Ein unverzichtbarer Begleiter für viele Menschen

In Deutschland ist der LPF-Assistenzhund nach dem Blindenführhund der bekannteste vierbeinige Helfer. Für viele Menschen mit Behinderungen oder chronischen Erkrankungen stellt er eine bedeutende Entlastung im Alltag dar und schenkt Sicherheit sowie Unterstützung. Diese speziellen Hunde übernehmen Aufgaben, die die Assistenznehmer alleine nicht oder nur eingeschränkt bewältigen können.

LPF-Hunde kommen bei einer Vielzahl von Erkrankungen zum Einsatz.
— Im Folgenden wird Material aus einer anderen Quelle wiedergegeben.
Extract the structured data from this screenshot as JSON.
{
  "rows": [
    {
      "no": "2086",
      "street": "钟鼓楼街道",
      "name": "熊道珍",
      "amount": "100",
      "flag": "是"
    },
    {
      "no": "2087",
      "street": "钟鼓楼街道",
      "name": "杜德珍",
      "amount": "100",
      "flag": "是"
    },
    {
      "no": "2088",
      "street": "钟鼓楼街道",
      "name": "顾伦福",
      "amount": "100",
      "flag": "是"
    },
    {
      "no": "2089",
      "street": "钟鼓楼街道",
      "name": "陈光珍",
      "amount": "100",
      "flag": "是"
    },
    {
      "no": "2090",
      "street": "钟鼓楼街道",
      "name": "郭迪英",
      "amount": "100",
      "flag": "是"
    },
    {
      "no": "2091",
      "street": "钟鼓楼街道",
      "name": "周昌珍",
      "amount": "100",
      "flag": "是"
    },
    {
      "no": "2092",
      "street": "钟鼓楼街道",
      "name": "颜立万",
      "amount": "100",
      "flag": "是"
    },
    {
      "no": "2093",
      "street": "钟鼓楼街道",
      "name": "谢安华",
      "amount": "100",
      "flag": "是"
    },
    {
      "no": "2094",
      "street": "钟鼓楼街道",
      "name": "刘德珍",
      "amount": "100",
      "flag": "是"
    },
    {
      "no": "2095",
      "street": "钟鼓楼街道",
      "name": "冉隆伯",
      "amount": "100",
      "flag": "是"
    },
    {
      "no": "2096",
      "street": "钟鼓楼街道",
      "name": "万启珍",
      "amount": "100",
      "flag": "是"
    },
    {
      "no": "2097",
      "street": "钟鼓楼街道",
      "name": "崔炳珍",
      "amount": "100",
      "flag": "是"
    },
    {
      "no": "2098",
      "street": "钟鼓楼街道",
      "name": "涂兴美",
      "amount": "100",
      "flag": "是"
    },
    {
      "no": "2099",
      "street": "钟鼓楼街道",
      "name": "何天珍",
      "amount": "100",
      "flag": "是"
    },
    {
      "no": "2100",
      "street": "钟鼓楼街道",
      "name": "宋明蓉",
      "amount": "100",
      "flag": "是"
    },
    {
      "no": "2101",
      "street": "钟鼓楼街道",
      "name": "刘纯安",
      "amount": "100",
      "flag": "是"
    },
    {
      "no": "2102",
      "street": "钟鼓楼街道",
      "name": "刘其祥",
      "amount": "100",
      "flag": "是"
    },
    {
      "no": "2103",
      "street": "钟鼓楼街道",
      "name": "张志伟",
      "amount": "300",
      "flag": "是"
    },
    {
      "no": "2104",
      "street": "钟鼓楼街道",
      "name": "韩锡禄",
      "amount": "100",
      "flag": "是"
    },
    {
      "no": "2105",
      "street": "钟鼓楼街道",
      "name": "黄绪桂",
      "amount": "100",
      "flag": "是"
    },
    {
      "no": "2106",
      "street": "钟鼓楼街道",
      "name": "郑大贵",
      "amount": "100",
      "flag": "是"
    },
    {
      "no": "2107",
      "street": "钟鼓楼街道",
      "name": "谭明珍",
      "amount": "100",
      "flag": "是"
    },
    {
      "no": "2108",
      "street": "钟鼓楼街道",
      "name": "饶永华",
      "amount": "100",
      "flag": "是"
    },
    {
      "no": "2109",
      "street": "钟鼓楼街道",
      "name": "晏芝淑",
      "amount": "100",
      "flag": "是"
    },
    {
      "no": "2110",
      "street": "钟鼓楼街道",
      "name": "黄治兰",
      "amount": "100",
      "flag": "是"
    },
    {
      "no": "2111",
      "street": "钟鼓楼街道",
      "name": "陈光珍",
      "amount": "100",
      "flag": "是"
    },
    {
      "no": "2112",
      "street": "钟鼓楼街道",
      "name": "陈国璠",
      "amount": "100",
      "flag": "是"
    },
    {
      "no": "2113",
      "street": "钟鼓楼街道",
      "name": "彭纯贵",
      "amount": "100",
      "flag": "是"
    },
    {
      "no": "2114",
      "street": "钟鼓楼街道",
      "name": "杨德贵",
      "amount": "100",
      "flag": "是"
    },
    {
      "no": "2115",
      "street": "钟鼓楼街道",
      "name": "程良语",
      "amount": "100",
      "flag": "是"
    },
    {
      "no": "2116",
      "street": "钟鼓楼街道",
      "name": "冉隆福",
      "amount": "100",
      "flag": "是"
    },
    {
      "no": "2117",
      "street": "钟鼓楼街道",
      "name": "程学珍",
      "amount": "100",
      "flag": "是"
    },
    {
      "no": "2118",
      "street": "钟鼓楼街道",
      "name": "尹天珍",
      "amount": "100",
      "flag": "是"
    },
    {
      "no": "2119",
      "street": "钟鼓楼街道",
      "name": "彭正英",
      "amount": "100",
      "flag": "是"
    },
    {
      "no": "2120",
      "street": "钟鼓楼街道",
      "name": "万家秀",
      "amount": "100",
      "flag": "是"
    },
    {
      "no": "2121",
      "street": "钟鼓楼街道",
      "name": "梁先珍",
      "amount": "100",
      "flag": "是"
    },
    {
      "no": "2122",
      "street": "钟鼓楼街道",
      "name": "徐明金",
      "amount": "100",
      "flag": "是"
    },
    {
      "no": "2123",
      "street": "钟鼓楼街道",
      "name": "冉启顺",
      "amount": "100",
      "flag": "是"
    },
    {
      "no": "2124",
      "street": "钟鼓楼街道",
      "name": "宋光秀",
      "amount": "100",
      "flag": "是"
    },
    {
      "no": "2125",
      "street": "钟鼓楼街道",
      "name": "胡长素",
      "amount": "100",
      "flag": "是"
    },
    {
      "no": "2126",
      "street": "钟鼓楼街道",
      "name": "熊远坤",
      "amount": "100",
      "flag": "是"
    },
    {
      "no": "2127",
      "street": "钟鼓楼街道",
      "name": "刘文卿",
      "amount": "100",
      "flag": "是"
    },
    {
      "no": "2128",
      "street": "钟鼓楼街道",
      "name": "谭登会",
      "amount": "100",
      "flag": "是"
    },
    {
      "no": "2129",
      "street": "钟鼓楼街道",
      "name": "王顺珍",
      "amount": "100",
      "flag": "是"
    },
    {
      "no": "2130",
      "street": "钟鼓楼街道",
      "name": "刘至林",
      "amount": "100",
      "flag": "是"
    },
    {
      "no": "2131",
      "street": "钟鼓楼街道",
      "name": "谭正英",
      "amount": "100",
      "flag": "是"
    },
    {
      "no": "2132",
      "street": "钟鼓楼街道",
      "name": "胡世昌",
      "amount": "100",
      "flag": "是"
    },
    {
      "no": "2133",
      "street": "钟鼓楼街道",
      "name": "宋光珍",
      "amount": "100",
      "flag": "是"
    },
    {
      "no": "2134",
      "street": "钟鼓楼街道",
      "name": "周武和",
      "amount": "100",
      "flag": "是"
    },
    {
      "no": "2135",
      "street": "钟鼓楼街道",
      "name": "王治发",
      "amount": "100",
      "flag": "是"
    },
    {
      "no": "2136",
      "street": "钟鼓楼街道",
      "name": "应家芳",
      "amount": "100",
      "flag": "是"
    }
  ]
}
Typische Anwendungsbereiche sind:

  • Unfallfolgen
  • Erbkrankheiten
  • Erkrankungen des Bewegungsapparates
  • Neurologische Erkrankungen

Aufgaben eines LPF-Assistenzhundes

– Unterstützung beim Aufstehen

– Begleitung beim Einkaufen und Unterstützung beim Transport von Waren

– Aufheben und Überreichen von Gegenständen

– Öffnen und Schließen von Türen und Schubladen

– Erinnern an Medikamenteneinnahme

– Absetzen von Notrufen

– Unterstützung beim An- und Auskleiden

– Handy holen

– Lichtschalter und Knöpfe betätigen

Darüber hinaus sind LPF-Hunde oft auch eine emotionale Stütze. Sie trösten ihre Halter in schwierigen Zeiten, erkennen deren Stimmungslagen und tragen dazu bei, dass sich diese selbstständiger und selbstbewusster fühlen.

Mit einem LPF-Assistenzhund an ihrer Seite gewinnen viele Assistenznehmer neue Lebensqualität: Sie trauen sich mehr zu und erleben Aktivitäten, die ohne die Unterstützung eines Hundes nicht möglich wären.

Zusammenfassend lässt sich sagen, dass LPF-Assistenzhunde essentielle Partner im Leben vieler Menschen sind, die ihnen nicht nur in praktischen Belangen, sondern auch emotional zur Seite stehen.